Они расстались. Михась вскочил в седло. Джоана, уже подошедшая было к распахнутой дверце кареты, вновь кинулась к своему возлюбленному. Михась нагнулся к ней, неловко обнял за плечи. И леди Джоана, не дрогнувшая в неравной схватке с испанцами на борту захваченной ими "Принцессы", не проронившая ни единой слезинки во время кровавой бойни в своем замке, когда Разик вырвал ее из лап негодяев, с улыбкой выходившая из полудюжины смертельных ловушек, когда вместе с Катькой отправилась разыскивать жениха, вдруг заплакала навзрыд, как простая деревенская баба. Она рыдала, судорожно раскрыв рот, содрогаясь всем телом, не в силах справиться с внезапным приступом горя и отчаяния. Ее отчаяние передалось Михасю, на миг парализовало его волю, и он застыл, не зная, что ему делать.
Катька, резко развернувшись, бросилась к подруге, обняла ее, оттащила от Михася, прижала голову к своей груди, зашептала на ухо какие-то слова, повела к карете.
- Езжай, братик, езжай! - бросила она через плечо, чувствуя, что сама вот-вот расплачется.
Михась пришпорил коня и, не оборачиваясь, помчался через площадь к кремлевским воротам. Но на полпути он резко натянул поводья, так, что конь закинулся назад, взвился на дыбы. Михась осадил своего скакуна, развернул на месте и долго глядел вслед карете, уже скрывшейся в темном проеме улочки.
Стряхнув наконец охватившее его оцепенение, дружинник хотел было вновь направиться к воротам, как вдруг его внимание привлек стук копыт, раздавшийся с улицы, соседней с той, по которой недавно уехала карета. Михась насторожился, расстегнул кобуру пистоля и шагом пустил коня навстречу неизвестному всаднику.
Всадник выехал из улицы на площадь и, увидев Михася, остановился. То же самое сделал и дружинник.
- Кто такой?
Они оба одновременно задали этот вопрос друг другу и некоторое время молчали, ожидая ответа.
- Я - страж московский. А ты кто будешь? - наконец требовательно произнес всадник.
- А я - дружинник поморской дружины боярина Ропши, - спокойно ответил Михась и добавил с подчеркнутым недоверием в голосе: - Ну и почему ты не на заставе, стражник?
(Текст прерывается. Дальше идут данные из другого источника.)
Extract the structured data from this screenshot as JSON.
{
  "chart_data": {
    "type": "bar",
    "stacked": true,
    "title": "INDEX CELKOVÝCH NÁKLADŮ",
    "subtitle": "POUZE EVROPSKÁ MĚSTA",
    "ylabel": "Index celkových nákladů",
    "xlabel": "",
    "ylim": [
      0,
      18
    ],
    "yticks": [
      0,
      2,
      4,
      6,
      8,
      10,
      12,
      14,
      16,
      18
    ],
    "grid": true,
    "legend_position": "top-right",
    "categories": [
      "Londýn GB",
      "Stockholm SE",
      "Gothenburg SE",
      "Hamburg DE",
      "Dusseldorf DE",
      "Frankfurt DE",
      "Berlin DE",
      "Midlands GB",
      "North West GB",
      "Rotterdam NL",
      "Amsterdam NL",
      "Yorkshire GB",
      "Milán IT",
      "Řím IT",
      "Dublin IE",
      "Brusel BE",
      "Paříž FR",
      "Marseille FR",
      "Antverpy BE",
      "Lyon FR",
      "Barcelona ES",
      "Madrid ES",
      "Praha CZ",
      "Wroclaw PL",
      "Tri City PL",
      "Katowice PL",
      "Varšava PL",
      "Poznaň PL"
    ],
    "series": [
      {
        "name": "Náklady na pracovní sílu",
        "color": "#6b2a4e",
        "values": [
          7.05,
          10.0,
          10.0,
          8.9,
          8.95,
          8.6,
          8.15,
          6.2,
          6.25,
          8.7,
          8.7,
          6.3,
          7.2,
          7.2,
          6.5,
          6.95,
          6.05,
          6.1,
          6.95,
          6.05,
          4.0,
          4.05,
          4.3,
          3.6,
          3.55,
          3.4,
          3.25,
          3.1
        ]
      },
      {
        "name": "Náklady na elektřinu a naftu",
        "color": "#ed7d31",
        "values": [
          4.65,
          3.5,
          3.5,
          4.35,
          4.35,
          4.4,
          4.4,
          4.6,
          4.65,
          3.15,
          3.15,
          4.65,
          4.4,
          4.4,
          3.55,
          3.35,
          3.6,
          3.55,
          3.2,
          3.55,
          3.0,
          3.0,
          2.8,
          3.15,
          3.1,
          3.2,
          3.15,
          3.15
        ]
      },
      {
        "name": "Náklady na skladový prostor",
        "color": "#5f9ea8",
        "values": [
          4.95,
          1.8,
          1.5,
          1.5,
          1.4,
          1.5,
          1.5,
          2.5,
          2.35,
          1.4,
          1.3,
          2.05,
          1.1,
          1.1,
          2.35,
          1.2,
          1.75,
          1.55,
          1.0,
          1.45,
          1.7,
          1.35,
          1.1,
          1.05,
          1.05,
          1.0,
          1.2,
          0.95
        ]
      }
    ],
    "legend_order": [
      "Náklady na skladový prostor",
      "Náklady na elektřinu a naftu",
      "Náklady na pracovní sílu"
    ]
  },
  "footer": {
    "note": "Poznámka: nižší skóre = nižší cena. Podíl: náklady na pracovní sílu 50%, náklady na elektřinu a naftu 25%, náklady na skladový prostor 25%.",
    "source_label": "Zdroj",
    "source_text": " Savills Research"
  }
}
- А ты почему не в дружине, воин? - в тон ему откликнулся незнакомец. - Я поморских дружинников многих знаю. Может, имя свое назовешь?
- Откуда ж ты нас знаешь, стражник?
- Не важно! Имя? - грозно выкрикнул всадник, с лязгом выхватывая саблю из ножен.
По-видимому, огнестрельного оружия у противника не было. Михась, поколебавшись какое-то мгновение, решил, что он ничем не рискует, и, слегка пожав плечами, выпалил привычной скороговоркой:
- Головной первого десятка первой сотни Северной тысячи поморской дружины Михась!
Всадник на секунду замер, затем с ненавистью воскликнул:
- Врешь, вражина! Михась погиб на Засечной черте! - и, пришпорив коня, ринулся на дружинника, крутя саблю над головой.
Михась, вскинув руку с пистолем, нажал на спусковой крючок. Щелкнул кремень, высекая искру, ярким огоньком вспыхнул порох на полке. За тот короткий миг, пока огонек достигал запального отверстия, следовало подправить линию прицела. И Михась чуть качнул ствол, но направил его почему-то не в силуэт нападавшего, а в грудь его коня. Грянул выстрел. Конь, остановленный пулей, споткнулся на всем скаку, завалился на бок. Всадник с похвальной ловкостью и проворством соскочил с седла, по инерции пробежал вперед, но все-таки не удержался на ногах и кубарем покатился по земле. Он почти сразу поднялся, так и не выпустив из руки саблю, но, вставая, невольно охнул, рефлекторно схватившись левой рукой за грудь.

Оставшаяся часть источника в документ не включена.